Could SWI-Prolog have or need decimals?

I noticed that I am currently facinated by decimals. So
not to polute the other thread, here a collection what came
to my mind so far, and what I could find:

In Java they mainly bundle the Java class BigDecimal because
of their java.sql JDBC adapter. The class delivers CR_XXX
functionality, you have a couple of rounding modes available,

and can do arithmetic just like crlibm.

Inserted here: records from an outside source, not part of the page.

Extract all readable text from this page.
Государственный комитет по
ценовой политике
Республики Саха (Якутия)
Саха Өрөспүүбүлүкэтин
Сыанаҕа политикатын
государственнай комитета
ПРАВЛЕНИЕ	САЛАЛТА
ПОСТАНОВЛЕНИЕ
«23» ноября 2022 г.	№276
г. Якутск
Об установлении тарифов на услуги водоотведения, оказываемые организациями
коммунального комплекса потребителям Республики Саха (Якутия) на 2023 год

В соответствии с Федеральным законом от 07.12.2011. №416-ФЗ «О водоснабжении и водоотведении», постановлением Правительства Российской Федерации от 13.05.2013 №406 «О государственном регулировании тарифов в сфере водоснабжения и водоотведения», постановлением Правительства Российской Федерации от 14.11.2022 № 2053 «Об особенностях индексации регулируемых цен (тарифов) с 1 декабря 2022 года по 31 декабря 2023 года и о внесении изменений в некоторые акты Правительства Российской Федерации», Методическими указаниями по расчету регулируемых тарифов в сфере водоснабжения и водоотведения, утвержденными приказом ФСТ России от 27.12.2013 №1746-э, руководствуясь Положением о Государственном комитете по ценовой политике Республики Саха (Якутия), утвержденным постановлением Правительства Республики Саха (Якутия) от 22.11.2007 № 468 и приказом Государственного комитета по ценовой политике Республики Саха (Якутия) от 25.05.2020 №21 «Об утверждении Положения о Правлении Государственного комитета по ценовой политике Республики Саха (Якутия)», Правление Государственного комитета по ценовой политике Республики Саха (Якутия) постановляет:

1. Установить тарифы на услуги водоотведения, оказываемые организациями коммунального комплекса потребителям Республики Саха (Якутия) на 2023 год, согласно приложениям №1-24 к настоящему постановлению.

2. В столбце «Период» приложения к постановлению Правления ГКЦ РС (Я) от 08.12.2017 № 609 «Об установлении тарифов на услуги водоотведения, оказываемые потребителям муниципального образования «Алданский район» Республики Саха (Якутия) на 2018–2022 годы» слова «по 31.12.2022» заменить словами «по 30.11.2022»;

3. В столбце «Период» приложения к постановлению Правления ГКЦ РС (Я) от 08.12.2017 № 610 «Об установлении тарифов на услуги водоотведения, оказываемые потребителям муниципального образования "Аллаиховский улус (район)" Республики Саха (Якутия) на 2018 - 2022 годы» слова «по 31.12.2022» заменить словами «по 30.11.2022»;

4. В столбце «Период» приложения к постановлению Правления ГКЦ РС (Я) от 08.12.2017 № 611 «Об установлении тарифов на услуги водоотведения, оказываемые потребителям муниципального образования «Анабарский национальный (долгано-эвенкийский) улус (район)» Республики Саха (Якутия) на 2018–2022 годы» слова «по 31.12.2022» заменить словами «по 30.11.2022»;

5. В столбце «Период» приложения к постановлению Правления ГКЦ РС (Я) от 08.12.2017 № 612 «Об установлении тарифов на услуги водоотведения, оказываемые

Whats not provided
is trigonometry etc… i.e. functions above the basic operations.
It has also a flexible mode for some basic operations, where no

precision needs to be specified, and where precision can grow,
like for example these two rules, I have sketeched them a little
simplfied, since for addition the place of the period is also important:

precision(a+b) = max(precision(a), precision(b))
precision(a*b) = precision(a)+precision(b)

Having binary p=52 not fixed requires possibly a slightly different
. What should the architectual decision be? Some new
flag for the precision? What if a database row has columns from

a diversity of precisions? Anyway its amazing, that the most demand
for flexible precision comes from the commercial domain, and not
from some computation in physics, chemistry, etc…

Edit 22.10.2022
BTW: Here you see an alternative to rational/1. It is based
on the observation that 1/2^n has a finite decimal expansion.
You can check yourself, it grows more and more but you can

prove that it terminates for each n:

?- between(1,5,N), X is 1/2^N, write(N), write(': '),
write(X), nl, fail; true.
1: 0.5
2: 0.25
3: 0.125
4: 0.0625
5: 0.03125

So you can use this to convert a binary floating point value into
a decimal, and this conversion is exact, just like the rational
conversion. Here you see two binary floating point values near

to each other, exactly decimal expanded to their maximum
needed digits to identify them in a decimal system, after
this expansion, digits going farther than what is shown,

only zeros in the digits:

/* Binary Floating Point Value from f64 */
?- X is decimal(1.4262129449486016).
X = 0d1.42621294494860162416216553538106381893157958984375.

?- X is decimal(1.4262129449486018).
X = 0d1.4262129449486018462067704604123719036579132080078125.

Problem is you cannot convert rational numbers like this,
there is no way rational to radix=10 always. But you have a bridge
between radix=2 → radix=10. But also the other way doesn’t

work exact radix=10 → radix=2, since 1/5 is not exact in
radix=2 with finite amount of binary digits. So rational numbers
are a quite amazing middle ground. If some floating point

values F2 have radix=2 and some floating point values F10 have
radix=10, then we have both F2 ⊆ Q and F10 ⊆ Q, where Q
are the rational numbers. But the reverse direction doesn’t work,

we have neither Q ⊆ F2 nor Q ⊆ F10, even if we look at arbitrary
but finite precision. And the only bridge is, we have F2 ⊆ F10 if
we look at arbitrary but finite precision, but not F10 ⊆ F2.